X-Men Chronicles: Mystique—Pride and Acceptance

head shot of Mystique X-Men

Mystique

I’m a big fan of the fantasy genre and it’s role in helping us understand ourselves, face challenges, and become better people. And one of my favorite fantasy worlds is X-Men.

For the first of my X-Men posts, I’m looking at my favorite X-person, Mystique — a blue, shapeshifting villain — who I like not just because of her name and X power, but also for the struggle she has for acceptance. The latest X-Men movie, X-Men First Class, shows her internal struggle for acceptance based on her appearance, and her efforts to mask this and be who she needs to be and look how she needs to look to fit in. When she realizes she doesn’t have to exert so much energy to transform/hide her appearance to be accepted by Magneto, a fellow mutant, she is drawn to him. Magneto’s reaction contrasts with Charles Xavier, a mutant friend and future leader of the X-Men, who wants her to conform to the look of mainstream society, and Beast, another fellow mutant, who tries to help her (and himself, with adverse results) change her look and destroy her mutant genes permanently. In the end, she joins Magneto and his group of outcast but proud mutants. Her desire for pride beat the desire to do what’s right and good (and socially acceptable). She transformed her shame into pride—but at what cost?

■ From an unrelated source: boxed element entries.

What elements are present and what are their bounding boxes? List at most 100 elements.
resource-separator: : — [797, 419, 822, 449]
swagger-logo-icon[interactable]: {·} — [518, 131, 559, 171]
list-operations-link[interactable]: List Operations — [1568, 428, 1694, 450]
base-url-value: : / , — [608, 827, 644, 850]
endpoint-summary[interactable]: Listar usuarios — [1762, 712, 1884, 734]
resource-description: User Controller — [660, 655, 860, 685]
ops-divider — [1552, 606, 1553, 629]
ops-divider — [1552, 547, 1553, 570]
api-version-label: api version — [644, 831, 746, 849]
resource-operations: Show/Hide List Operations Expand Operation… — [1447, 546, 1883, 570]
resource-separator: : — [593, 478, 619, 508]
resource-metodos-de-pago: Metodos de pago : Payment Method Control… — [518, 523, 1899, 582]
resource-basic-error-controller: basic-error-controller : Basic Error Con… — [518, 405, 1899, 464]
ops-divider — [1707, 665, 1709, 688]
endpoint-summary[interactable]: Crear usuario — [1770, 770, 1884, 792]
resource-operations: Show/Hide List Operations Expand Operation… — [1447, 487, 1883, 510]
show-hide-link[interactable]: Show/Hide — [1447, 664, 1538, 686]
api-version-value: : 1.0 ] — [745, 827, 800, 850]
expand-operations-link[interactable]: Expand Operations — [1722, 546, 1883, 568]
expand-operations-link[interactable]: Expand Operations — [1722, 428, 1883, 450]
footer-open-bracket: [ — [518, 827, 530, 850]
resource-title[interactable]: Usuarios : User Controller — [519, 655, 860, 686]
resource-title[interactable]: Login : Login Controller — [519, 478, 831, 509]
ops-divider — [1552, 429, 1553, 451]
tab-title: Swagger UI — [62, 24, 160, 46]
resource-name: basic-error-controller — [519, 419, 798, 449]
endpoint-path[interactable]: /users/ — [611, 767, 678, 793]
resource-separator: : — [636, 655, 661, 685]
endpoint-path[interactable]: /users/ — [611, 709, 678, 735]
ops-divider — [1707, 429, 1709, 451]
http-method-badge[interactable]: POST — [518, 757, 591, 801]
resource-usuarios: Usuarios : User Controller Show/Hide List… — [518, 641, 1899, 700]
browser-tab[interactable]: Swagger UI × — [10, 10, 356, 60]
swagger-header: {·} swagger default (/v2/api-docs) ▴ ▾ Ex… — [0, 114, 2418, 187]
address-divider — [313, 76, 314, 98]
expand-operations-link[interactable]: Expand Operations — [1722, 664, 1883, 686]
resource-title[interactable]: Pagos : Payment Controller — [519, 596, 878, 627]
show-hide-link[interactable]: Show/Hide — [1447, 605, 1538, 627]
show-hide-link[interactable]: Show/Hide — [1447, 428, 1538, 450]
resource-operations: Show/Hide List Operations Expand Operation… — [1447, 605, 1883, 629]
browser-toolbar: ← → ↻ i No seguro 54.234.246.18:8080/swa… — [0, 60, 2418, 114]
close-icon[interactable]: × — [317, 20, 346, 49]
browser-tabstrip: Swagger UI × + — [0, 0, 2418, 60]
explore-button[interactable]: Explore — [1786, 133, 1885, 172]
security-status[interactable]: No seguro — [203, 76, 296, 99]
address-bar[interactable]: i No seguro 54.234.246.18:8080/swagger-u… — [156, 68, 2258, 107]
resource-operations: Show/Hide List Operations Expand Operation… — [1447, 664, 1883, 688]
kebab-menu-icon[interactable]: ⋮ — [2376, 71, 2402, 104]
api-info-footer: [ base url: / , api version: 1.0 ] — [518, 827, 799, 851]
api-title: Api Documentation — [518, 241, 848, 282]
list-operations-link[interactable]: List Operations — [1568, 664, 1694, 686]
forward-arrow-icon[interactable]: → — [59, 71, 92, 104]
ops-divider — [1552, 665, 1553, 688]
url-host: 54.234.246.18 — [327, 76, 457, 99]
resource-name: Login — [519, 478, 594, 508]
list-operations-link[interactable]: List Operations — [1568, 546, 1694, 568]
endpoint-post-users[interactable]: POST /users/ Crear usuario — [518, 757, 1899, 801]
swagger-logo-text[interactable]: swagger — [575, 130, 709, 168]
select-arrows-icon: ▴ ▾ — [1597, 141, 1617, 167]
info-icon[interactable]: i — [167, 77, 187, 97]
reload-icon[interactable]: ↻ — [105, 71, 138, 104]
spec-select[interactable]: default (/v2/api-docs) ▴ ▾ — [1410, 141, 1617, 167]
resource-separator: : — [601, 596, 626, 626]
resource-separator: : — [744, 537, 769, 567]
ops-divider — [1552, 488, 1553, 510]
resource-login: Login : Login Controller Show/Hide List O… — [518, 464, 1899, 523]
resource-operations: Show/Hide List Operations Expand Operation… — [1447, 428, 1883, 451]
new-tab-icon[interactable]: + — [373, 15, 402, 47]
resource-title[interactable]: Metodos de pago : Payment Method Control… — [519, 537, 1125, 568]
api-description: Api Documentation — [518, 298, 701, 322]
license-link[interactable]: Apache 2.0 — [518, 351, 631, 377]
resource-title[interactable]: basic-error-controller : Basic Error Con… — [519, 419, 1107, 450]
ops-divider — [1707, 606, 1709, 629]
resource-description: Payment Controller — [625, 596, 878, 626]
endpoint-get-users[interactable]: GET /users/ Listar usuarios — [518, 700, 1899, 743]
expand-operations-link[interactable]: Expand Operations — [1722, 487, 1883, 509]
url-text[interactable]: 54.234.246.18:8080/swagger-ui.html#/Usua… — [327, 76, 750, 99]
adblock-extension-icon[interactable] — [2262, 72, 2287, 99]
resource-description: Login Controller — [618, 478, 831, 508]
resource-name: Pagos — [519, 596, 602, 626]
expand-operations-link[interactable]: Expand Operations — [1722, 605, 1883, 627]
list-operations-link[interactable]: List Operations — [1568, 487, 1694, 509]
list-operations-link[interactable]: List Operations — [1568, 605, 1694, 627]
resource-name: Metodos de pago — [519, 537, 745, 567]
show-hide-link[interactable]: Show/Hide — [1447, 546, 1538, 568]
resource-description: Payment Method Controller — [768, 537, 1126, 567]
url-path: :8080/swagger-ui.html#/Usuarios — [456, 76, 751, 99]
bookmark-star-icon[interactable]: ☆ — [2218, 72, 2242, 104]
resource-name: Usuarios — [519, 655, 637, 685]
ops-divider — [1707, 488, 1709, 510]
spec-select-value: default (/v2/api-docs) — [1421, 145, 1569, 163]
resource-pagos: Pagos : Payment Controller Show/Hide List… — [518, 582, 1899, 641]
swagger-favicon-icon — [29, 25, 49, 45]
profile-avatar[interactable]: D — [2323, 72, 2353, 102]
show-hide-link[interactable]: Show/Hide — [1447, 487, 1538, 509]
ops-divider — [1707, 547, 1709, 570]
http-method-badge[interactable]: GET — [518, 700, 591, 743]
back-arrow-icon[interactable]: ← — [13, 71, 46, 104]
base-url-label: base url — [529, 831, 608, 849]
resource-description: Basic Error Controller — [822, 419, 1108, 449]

X-Men, and perhaps particularly Mystique, symbolize the quest of everyone to feel comfortable with who they are. It shows how easy it is to make the wrong choices of who to associate with based on who accepts you as you are and appreciates the real, true you. And also that looks can be deceiving.

Pride

Every June in many major cities in the U.S., there are Gay Pride parades celebrating diversity in sexual preference. But what about other lifestyles, belief systems, and religious and ethnic groups? And why is pride and expressing it so important?

Gay Pride Parade, Washington, DC June 2011

Pride in self relates to self-esteem and how comfortable we are with ourselves. Without acceptance and support, it is very difficult to go against the flow and be different (see next post on Mystique). By promoting these differences so others can see the good and the gifts in the difference, we are benefiting ourselves as well as society. Strength through diversity. And parades are fun and a way to promote that fun, colorful, diverse, fashionable spirit for the gay community.

So, what’s next? Has the gay pride movement helped other groups gain acceptance for their identities? What other communities may have pride parades, open houses, film festivals, or other events expressing their culture in the future?